None Of The Athletes Provided Voices For Their CharactersVideo: YouTube
Michael Jordan might have lent his name and likeness to ProStars, but he didn't lend his voice. Neither did Bo Jackson or Wayne Gretzky. Jordan, Jackson, and Gretzky's respective teams were not involved in the making of the series, either, so you never see cartoon Air Jordan wearing a Bulls jersey.

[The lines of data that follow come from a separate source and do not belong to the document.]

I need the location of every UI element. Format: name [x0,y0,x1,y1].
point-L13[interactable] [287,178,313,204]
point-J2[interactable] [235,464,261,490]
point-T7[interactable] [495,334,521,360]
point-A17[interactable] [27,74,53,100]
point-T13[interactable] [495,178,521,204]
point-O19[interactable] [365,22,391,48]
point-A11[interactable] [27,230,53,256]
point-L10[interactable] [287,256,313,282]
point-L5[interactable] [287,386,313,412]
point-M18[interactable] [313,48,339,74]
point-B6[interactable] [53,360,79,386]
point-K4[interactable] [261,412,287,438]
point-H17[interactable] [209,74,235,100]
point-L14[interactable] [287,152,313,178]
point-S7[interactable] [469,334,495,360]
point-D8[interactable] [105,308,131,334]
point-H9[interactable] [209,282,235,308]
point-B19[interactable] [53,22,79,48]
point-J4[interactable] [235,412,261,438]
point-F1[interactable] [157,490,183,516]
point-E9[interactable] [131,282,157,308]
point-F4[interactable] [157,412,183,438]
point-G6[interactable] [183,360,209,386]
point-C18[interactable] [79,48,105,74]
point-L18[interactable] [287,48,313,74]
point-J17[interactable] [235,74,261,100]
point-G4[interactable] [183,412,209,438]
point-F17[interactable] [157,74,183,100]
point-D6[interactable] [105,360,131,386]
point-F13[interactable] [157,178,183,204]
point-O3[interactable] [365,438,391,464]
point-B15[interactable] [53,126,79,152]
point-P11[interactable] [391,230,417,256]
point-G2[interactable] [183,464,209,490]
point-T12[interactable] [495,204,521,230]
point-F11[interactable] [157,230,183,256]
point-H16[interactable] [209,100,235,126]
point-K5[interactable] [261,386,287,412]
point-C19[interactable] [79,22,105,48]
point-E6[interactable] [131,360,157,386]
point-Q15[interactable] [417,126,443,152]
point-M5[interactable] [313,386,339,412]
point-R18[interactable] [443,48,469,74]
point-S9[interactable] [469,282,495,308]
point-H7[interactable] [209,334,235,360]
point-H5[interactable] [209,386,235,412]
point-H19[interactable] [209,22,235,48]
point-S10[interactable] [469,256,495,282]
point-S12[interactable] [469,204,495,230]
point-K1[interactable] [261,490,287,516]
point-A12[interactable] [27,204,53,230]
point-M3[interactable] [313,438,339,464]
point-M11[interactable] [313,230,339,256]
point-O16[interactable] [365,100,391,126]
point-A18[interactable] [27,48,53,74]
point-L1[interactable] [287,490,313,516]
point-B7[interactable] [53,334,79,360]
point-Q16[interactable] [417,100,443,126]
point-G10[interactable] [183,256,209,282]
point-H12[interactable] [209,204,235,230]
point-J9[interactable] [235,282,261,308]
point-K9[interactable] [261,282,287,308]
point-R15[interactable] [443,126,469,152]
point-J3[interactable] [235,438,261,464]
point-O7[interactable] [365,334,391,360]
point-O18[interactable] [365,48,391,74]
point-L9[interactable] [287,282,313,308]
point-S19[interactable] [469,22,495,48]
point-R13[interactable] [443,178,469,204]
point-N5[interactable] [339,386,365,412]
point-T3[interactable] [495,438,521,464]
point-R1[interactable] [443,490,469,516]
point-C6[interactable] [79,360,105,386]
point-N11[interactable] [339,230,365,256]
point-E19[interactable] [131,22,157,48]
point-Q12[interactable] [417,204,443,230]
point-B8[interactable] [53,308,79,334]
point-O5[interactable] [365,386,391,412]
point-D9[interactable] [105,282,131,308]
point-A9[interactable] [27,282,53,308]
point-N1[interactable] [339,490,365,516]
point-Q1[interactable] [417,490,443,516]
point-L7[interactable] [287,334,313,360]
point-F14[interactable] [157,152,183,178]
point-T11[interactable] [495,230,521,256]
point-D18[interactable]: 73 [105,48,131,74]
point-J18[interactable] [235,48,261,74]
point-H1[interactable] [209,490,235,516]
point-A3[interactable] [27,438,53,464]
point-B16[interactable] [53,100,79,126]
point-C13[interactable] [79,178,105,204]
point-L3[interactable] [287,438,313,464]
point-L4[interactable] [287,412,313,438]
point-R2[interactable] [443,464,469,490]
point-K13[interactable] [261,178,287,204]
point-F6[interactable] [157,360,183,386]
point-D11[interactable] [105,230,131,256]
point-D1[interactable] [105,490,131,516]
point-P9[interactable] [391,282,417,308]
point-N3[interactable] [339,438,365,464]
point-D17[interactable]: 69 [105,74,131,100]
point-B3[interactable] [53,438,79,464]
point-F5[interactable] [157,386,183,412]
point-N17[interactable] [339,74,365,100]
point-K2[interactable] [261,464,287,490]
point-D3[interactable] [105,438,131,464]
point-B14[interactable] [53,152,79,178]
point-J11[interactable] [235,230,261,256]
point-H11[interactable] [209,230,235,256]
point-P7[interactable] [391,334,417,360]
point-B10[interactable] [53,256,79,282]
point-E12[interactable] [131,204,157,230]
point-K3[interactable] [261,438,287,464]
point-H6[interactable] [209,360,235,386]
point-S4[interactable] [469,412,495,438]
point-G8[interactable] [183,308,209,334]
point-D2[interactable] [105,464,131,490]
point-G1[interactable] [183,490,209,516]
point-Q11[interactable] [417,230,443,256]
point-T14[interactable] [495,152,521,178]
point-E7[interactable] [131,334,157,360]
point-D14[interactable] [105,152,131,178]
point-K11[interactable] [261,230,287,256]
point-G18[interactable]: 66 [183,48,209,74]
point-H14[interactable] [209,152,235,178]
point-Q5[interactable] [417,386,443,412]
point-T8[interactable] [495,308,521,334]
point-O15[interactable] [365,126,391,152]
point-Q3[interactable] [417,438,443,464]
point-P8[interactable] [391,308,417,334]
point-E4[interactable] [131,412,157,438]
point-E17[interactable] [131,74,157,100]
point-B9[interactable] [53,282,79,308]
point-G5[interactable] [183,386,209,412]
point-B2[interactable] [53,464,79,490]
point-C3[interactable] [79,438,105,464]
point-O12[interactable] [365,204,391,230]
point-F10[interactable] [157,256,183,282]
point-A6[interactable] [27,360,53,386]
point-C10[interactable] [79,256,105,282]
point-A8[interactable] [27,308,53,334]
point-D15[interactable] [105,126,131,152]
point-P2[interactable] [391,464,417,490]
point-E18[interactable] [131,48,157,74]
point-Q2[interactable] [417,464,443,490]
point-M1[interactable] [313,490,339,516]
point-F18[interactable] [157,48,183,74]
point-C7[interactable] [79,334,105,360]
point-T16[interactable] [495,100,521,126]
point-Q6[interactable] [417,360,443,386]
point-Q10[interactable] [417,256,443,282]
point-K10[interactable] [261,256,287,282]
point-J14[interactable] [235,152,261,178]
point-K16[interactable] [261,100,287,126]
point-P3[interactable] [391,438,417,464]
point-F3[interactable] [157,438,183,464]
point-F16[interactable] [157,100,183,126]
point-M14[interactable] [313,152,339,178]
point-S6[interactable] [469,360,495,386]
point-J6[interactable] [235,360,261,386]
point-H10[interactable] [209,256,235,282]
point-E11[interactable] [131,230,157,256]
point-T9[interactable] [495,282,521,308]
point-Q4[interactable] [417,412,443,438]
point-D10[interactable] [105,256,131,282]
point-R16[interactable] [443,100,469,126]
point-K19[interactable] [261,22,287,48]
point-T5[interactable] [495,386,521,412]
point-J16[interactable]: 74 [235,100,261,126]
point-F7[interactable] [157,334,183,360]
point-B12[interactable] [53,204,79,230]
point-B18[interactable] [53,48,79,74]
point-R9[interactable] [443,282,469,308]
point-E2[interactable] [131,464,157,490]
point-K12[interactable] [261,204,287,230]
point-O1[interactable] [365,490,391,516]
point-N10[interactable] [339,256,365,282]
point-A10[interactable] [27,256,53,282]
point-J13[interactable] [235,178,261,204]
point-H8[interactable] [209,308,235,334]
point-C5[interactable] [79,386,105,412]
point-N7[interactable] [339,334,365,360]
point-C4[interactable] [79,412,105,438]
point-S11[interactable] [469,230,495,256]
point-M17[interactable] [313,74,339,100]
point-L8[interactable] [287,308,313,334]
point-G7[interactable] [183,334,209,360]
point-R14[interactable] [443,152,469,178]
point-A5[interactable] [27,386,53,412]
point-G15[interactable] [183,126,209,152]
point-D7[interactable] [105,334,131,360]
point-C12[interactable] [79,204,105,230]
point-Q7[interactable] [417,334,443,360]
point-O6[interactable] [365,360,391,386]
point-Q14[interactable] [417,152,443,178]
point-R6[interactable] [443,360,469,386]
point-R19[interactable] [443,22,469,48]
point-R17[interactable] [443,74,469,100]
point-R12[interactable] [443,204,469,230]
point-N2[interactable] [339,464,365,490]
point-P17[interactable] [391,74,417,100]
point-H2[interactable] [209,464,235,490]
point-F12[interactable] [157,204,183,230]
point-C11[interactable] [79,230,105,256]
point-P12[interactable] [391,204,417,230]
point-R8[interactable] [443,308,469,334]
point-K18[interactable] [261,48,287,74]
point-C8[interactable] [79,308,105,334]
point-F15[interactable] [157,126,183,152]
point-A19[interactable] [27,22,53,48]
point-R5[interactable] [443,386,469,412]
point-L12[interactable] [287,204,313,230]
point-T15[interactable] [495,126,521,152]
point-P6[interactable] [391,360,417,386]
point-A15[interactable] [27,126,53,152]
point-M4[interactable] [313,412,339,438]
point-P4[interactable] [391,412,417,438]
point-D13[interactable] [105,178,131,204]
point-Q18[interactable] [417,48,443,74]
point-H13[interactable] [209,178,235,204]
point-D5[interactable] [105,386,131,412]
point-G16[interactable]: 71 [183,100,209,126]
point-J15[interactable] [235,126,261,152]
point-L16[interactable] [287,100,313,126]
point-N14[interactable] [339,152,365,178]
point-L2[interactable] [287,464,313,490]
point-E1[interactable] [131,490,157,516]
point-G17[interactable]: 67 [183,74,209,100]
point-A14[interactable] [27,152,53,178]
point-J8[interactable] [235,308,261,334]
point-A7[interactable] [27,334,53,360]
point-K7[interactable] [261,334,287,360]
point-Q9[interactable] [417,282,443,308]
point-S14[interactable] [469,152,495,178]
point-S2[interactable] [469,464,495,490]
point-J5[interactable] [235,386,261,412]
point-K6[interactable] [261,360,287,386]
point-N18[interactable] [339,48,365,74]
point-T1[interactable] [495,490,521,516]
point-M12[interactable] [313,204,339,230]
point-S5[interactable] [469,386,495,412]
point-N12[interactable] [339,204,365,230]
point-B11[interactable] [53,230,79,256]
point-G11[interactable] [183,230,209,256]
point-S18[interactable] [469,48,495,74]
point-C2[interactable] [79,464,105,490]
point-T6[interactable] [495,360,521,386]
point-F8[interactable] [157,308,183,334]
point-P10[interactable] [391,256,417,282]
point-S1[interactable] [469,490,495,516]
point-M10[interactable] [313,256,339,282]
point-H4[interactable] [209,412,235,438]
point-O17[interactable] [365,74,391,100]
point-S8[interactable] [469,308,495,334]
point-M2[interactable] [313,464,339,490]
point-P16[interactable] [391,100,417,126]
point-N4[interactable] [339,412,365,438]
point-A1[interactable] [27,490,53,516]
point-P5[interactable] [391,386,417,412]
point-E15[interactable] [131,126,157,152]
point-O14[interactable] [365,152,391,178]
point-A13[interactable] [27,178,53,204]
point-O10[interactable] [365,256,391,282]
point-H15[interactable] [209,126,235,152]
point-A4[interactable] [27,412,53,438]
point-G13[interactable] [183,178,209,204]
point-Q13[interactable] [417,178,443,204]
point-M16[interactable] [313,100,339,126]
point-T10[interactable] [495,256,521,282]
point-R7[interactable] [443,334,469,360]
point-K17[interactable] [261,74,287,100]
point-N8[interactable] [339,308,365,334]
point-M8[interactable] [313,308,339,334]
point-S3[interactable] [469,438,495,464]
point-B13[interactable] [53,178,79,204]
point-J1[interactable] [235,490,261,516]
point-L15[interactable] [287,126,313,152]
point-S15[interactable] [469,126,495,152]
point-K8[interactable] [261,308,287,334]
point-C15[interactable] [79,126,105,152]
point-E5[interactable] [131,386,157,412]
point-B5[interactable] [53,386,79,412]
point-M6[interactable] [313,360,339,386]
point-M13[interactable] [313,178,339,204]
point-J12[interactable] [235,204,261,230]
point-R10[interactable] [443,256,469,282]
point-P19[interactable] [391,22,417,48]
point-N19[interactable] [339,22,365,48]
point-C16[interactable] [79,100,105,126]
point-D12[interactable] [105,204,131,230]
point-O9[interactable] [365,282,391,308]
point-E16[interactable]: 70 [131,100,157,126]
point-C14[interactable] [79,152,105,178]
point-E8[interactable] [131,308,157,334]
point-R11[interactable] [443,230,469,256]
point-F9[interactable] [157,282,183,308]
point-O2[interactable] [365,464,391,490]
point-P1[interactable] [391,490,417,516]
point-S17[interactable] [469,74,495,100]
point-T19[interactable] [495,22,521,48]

The official rationale for not having the real players voicing their characters is that their schedules were too busy to fit in the rigorous recording schedule that's typical for professional voice actors. That meant DIC Entertainment was forced to cast soundalikes. In the show, Jordan was portrayed by actor Dorian Harewood, who might be best known for playing the role of Eightball in Stanley Kubrick's Full Metal Jacket. Gretzky was played by voice actor Townsend Coleman, who also provided the voices for Michaelangelo in the original Teenage Mutant Ninja Turtles cartoon and The Tick. Bo Jackson was played by journeyman voice actor Dave Fennoy, who portrayed Lee Everett in the Walking Dead video game by Telltale Games. Real sports figures did participate in the show, though. NBC's NBA announcing team of Marv Albert and Mike Fratello voiced themselves in episode 9, "Rustler's Rodeo," which involves the ProStars helping someone win a rodeo so they can buy back their family's ranch.
- Photo: NBC
Each Episode Featured A Live Action Segment With The Real Athletes Answering Fan Questions
ProStars episodes typically began and ended with brief cameo appearances from Wayne Gretzky and Bo Jackson - a bit of stiff banter at the top and then a recurring segment called "Questions" at the end. In the Questions segment, children would ask questions to the ProStars, like, "How did you get into the big leagues?"
Befitting his status as the biggest name of the three ProStars, Jordan didn't participate in these shoots. Instead, he recorded some short snippets and bumpers from a basketball court while Gretzky and Jackson cranked out these segments in custom-made ProStars letterman jackets.